Sternovitz argues that because of Apple’s high profit margins, it could afford to pay more to its workers in its foreign suppliers, like Foxconn. I don’t think it’s quite so simple. First, Apple’s profit margins are not solely the result of Foxconn paying people low wages, although they have pushed hard to cut costs in their supply chain. There are many other factors contributing to Apple’s dominance of several of the markets it operates in, so it’s not just a situation where they are getting rich by slashing the wages of its contract workers. But still, they do have a lot of money, so let’s think about what Sternovitz might suggest they do to help those workers.

Maybe Apple could play softball in its price negotiations for supply contracts, but then Foxconn could just retain the added revenue as profit if it’s already paying market wages and has such an oversupply of willing workers that it has no incentive to raise them. Maybe Apple could mandate that it will only buy components from suppliers that pay a particular wage - although typical factory wages are already well above the cost of living in China and most factory workers are able to save a large proportion of their pay. (Not to mention that Foxconn, for example, employs a million people; would all of them have to be paid the “Apple rate” for Foxconn to be eligible for Apple’s business? If not, is it really fair for workers doing the same work for different buyers to be paid differently?)

Maybe pay isn’t the issue and it’s more about poor conditions, like the extremely long hours that are definitely a negative of factory work. But Apple probably can’t mandate something like maximum working hours for factory workers, since many of them are content to work long hours, boosting their pay in order to save for the future. (I’m basing that assertion on a discussion in James Fallows’ book Postcards from Tomorrow Square - the relevant essay is available at the Atlantic). And beyond all of these, every Apple-mandated increase in pay or conditions for workers probably makes it more likely that Foxconn and other suppliers will relocate to Vietnam or another cheaper country, or cut jobs altogether by automating production - the Economist reported in August that Foxconn plans to install one million robots by 2013.
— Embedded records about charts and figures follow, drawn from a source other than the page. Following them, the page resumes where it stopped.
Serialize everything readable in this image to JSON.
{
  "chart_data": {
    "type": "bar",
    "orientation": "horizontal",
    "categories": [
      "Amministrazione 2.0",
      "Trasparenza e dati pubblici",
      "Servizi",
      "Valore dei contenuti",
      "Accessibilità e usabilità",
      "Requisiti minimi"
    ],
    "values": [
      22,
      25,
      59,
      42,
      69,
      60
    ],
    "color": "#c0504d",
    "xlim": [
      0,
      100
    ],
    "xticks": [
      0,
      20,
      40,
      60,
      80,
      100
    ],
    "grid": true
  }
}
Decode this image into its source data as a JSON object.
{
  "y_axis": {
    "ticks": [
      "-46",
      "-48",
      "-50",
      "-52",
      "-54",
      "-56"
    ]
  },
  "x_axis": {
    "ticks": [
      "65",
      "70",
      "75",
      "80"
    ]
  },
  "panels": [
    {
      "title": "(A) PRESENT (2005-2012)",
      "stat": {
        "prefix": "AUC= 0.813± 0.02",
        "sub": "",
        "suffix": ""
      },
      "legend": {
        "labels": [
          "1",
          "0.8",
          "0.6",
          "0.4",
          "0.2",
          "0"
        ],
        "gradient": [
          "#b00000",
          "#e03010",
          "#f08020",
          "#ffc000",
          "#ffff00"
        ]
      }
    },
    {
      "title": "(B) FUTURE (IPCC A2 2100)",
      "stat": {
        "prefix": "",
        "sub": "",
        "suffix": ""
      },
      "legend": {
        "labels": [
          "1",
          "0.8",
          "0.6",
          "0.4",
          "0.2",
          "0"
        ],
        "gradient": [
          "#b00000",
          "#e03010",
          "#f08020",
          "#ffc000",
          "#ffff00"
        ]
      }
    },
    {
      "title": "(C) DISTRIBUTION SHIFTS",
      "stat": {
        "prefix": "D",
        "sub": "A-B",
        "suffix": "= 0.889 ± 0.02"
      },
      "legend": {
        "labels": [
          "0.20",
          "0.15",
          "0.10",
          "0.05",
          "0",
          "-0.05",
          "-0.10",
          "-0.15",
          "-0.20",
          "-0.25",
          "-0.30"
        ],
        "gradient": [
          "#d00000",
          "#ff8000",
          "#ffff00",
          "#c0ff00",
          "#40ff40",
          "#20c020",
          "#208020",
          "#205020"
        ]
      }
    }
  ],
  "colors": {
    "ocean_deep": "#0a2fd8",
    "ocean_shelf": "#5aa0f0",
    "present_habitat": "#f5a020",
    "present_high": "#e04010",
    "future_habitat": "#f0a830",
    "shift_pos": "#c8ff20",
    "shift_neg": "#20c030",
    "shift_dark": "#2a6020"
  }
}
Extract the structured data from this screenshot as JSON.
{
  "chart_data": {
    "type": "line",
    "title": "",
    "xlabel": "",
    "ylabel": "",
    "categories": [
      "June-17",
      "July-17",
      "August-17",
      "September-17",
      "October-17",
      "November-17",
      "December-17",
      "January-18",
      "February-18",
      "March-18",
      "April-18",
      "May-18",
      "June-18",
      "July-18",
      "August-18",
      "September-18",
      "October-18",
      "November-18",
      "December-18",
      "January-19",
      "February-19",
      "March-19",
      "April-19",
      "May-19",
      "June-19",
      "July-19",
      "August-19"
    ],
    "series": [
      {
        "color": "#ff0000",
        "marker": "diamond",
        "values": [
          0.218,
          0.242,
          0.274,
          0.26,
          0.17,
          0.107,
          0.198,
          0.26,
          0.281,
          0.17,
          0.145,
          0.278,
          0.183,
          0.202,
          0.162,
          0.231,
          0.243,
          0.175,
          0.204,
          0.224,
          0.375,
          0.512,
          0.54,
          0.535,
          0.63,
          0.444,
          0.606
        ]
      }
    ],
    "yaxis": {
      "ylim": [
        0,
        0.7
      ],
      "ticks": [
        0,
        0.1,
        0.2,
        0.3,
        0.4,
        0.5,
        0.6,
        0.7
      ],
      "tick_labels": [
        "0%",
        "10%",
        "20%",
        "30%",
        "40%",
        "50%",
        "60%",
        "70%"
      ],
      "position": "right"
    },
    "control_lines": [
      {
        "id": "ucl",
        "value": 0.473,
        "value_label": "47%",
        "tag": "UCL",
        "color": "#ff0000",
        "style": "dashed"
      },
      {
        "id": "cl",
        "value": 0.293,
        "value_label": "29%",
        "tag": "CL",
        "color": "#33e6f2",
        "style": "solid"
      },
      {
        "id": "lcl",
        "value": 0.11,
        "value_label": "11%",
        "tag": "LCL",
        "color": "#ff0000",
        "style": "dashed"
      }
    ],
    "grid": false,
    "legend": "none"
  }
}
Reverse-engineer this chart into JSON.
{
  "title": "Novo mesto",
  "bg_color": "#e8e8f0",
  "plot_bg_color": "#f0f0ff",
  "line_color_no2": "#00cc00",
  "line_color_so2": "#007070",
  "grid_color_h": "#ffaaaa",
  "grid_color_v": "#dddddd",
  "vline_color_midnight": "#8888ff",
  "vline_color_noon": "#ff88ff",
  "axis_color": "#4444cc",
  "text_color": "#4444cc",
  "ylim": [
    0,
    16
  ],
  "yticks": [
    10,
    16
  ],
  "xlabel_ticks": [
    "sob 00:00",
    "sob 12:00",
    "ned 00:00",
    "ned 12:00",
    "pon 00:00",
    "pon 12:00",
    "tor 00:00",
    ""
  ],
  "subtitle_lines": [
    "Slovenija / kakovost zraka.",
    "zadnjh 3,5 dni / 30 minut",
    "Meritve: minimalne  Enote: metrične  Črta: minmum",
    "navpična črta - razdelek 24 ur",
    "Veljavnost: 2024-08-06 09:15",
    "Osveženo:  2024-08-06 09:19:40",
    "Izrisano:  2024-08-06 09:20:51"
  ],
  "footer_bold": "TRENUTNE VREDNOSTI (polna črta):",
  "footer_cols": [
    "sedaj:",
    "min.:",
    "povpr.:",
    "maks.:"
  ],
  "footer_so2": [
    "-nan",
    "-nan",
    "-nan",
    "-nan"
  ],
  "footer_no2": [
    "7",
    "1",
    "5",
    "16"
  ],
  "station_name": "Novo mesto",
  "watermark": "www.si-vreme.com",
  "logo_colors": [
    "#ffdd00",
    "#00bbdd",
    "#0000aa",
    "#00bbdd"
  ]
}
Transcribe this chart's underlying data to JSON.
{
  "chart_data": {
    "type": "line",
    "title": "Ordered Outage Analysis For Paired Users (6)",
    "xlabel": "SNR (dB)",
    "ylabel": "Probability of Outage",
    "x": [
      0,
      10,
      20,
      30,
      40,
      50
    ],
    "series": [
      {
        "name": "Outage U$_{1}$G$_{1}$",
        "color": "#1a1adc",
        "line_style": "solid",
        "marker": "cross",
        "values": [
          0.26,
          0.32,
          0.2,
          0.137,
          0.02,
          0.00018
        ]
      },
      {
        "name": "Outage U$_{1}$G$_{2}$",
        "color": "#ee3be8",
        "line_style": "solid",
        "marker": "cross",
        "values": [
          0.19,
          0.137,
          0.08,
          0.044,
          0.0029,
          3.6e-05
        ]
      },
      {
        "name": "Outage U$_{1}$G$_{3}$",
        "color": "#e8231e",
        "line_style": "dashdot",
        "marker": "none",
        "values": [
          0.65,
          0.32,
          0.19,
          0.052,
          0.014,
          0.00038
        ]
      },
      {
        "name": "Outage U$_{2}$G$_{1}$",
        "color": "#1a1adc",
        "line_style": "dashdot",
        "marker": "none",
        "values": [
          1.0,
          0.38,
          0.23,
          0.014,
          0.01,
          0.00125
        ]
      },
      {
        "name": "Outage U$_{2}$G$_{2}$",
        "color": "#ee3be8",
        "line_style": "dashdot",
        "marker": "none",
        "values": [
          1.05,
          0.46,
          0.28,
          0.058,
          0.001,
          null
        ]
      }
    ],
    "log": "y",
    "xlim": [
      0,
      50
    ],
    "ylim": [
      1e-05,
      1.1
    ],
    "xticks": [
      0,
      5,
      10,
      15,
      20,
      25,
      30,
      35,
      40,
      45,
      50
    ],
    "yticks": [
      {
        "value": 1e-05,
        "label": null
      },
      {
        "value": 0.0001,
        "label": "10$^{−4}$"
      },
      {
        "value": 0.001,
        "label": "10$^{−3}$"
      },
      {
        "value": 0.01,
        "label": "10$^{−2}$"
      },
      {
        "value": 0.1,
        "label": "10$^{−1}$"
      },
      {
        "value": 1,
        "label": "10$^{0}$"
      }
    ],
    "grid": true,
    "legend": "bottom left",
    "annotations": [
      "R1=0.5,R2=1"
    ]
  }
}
About all that Apple or any other Western company can do, as far as I can see, is ensure that suppliers do not put their workers in harm’s way. Sternovitz is correct in saying that more vigilance is needed in checking suppliers for things like dangerous chemicals. (His discussion of suicide is a bit off the mark - China’s number of suicides is only the world’s highest because it has so many people, although its suicide rate per capita is higher than the world average. The suicides at Foxconn, while undoubtedly tragic, happened at much a lower rate than the averages for Australia, China, or the world.)

Apple, like many companies that operate across borders in a global economy, has to deal with differing expectations in its suppliers and its markets. As Western consumers, afforded the relatively rare luxury to consider the ethical dimension of our purchases, it might seem obvious that we should avoid companies like Apple that use suppliers where workers labour for long hours for little pay. But I don’t think those Chinese workers, or farmers hoping to become factory workers, would thank us for doing so. We can pressure Western companies to maintain ethical standards and ensure that their suppliers do pay reasonable living wages and don’t require hazardous work - but we can’t require them to reshape the economies of entire countries to soothe our consciences.

And to then argue that Steve Jobs didn’t try to do that reshaping, not because it’s an immense task (which has not been tackled effectively by other multinational corporations), but because he was a “ruthless dictator” who enjoyed inflicting pain on others, is definitely a bridge too far.